Tackling Big Data Challenges with Linked Data
Big Data is a deceptively simple term — it immediately implies “large amounts of data”, which is true but not the whole picture. Categorising data as “big data” using size alone can be difficult, as what is perceived as large amounts of data depends on whether you are speaking to someone like Amazon or a small business owner. It is easier to think of Big Data as data which is too much for traditional data storage and querying methods to handle. This includes data which changes rapidly, varies wildly, and may be inconsistent. Any combination of these aspects is enough to qualify a dataset as Big Data.
More and more data is becoming available which companies can use to optimise business processes, predict trends or aggregate to understand their customers. Unfortunately, this data is often stored in isolated data silos due to the vast number of data sources and convoluted data governance. Different departments subsequently arrive at vastly different conclusions as they can only see a subset of data without any additional context. Data integration is therefore a critical challenge for companies that wish to make well-informed business decisions.
The Semantic Web
The semantic web makes it easy to find, share, reuse and importantly combine information. The relationships between data and real objects are recorded in a common language to create a mesh of information that can be processed by machines on a global scale. Tim Berners-Lee identified the seven layers in the semantic web which defined the architecture as follows:
The semantic web uses Unicode as the data format which is used to mark a resource on the web. Unicode is responsible for handling the encoding of the resource while the URI is responsible for resource identification. XML is a streamlined standard markup language that combines the richness of the standard markup language with the usability of HTML. XML is machine readable and simplifies data sharing, transport, availability and platform changes.
RDF is that data modelling language which all semantic web information is stored and represented in. This language connects the information using RDF Triples to form a directed, labelled graph such as the one shown below:
In this graph we have a collection of many RDF Triples, one of which is (http://...isbn/000651409X, a:title, The Glass Palace). Without the RDF language, datasets are difficult to combine due to the fact that the data is not represented in a common language. However, this common language allows an easy integration as further datasets can be attached from infinite sources to form an information web as shown below:
The full context of data can be found by traversing the web of linked data, ensuring business decisions are based on all of the available data.
The semantic web is an important characteristic in what is being called “Web 3.0”. While it was not created for big data, the development of semantic web technologies has been proven to solve many of the limitations that arise when using traditional methods to tackle Big Data challenges. Ontologies have been created to standardise the representation of medical data. Alzheimer’s disease for example requires information from many disciplines including: neurology, neuronal physiology, psychiatry, microscope anatomy, genetics, bioinformatics, biochemistry and molecular biology so it is vital to enable researchers to easily analyse data over multiple sources. Semantic web technologies RDF, SPARQL and OWL are being used in pursuit of this goal. Aeronautical researchers are similarly using these technologies to combine their data but commercial uses are also prevalent. The BBC was one of the first organisations to utilise linked data as they could not maintain all of their site pages. In 2009 they had almost 8 million track pages, that had to be up to date, which could not have been handled without the use of linked data. Now, almost a decade later, the BBC still utilises the same technologies to manage their ever growing expanse of information. The semantic web has also been used to combine electrical power data that was used to create the smart grid ontology. This is not only used to analyse and resolve power outages, but to enhance electrical power security as anomalies can be identified more accurately.
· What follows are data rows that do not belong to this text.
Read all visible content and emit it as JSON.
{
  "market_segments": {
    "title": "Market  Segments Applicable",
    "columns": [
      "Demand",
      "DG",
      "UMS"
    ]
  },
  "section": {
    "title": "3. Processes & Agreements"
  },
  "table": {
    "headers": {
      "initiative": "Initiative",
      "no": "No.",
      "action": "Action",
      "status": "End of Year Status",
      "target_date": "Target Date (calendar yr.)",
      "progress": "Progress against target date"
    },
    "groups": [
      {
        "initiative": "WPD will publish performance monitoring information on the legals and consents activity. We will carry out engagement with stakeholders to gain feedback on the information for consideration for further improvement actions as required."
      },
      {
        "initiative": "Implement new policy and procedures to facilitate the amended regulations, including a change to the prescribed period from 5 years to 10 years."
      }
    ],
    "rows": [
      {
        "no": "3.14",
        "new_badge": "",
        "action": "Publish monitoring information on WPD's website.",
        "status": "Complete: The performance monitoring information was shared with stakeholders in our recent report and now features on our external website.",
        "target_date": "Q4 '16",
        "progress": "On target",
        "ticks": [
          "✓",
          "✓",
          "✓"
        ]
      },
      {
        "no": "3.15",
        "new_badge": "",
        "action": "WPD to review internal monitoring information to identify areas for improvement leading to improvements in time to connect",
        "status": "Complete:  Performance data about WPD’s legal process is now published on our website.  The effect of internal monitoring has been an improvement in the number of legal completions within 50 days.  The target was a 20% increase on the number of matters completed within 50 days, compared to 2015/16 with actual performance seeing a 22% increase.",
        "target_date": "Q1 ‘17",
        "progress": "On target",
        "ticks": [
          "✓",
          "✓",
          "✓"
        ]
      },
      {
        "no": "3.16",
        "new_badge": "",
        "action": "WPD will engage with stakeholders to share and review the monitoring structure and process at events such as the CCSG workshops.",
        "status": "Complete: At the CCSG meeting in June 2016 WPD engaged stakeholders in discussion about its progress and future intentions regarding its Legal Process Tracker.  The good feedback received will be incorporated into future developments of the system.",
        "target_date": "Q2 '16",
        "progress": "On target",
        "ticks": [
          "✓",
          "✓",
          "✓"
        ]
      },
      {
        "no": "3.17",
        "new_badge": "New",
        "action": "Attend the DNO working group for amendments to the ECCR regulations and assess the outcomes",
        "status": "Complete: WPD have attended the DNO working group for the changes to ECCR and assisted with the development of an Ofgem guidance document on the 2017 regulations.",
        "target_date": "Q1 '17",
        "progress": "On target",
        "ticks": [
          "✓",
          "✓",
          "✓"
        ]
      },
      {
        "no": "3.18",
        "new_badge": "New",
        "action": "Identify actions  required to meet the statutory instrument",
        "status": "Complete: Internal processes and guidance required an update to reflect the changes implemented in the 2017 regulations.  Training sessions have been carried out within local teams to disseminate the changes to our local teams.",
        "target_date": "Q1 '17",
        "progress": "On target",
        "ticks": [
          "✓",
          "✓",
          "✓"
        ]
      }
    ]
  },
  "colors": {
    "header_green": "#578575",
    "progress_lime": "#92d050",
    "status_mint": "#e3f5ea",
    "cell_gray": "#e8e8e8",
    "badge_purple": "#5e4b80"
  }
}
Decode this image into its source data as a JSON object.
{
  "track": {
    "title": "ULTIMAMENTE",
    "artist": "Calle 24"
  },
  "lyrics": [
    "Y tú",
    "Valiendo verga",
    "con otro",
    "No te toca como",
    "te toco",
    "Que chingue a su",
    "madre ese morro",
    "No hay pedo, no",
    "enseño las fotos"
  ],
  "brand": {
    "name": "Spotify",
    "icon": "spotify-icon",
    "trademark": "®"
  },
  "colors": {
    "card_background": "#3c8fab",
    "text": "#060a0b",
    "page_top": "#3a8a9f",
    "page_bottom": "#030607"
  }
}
While Big Data means that more data than ever is being collected and analysed, the unstructured and unrelated nature of these datasets makes cross-referencing across this data near impossible, which limits their potential. The relationship between Big Data and the semantic web is best exploited when the data is stored as RDF data, which will guarantee that the exponential growth of global data will be an asset rather than a burden.
In future posts I plan to dive into the RDF query language called SPARQL and how Wallscope has used these technologies to help businesses find, share, reuse and combine their data.